La Gare aux Gorilles C’est un squat. Il en existait beaucoup à Paris, ils ont malheureusement majoritairement disparu depuis mon arrivée, en 2000. J’étais un habitué de ces lieux : Les Falaises, rue Germain Pilon, où l’on pouvait écouter du “nu-jazz”, de Steve Coleman à Jazzmatazz, et boire des bières pas chères dans un esprit très associatif. Il y avait aussi la Générale, un gros bâtiment désaffecté dans Belleville, qui avait été investi par des ateliers d’artistes, et toutes sortes de concerts. A la Gare au Gorille, on retrouve cet esprit un peu disparu. J’y ai vu un concert dingue du groupe Sexy Sushi, en juillet 2010 : ils avaient demandé à tous les fans d’écrire un poème sur Satan, certains tirés au sort étaient affichés sur le mur, et ils ont fait un concert sur ce thème.
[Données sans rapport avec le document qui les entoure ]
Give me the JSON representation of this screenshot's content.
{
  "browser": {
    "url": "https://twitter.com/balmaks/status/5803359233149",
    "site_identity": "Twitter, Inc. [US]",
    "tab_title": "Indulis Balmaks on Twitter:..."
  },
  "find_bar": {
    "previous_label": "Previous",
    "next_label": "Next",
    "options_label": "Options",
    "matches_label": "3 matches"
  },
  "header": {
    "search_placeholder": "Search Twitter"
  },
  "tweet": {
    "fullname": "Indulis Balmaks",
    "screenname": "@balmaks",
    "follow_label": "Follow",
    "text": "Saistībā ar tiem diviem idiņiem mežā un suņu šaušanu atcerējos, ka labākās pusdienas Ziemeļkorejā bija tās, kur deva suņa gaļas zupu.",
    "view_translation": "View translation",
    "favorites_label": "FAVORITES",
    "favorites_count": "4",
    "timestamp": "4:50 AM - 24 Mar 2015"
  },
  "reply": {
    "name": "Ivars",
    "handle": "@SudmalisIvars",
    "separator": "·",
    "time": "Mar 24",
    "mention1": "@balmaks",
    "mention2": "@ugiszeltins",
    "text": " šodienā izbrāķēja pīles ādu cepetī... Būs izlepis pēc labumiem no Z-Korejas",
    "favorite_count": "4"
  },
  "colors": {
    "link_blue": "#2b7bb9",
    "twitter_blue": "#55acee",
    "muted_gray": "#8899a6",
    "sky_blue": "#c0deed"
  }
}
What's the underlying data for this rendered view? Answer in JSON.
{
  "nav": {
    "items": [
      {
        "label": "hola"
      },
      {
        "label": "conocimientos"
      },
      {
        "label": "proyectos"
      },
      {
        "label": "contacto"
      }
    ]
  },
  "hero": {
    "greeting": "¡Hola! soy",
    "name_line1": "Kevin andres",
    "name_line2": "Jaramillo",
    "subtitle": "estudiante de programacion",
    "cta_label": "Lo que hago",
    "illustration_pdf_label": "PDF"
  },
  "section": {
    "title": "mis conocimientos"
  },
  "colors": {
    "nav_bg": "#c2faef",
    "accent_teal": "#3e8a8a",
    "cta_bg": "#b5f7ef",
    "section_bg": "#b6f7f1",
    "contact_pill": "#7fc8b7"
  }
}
Dans l’esprit squat, les boissons ne coûtent presque rien, on peut même apporter la sienne. Ces lieux sont importants : ils sont un tissu culturel et associatif essentiels à la création, il faut qu’ils puissent exister, se développer. » • 1, avenue Corentin Cariou, 19e. M° Corentin Cariou. Programmation sur www.myspace.com/lagareauxgorilles.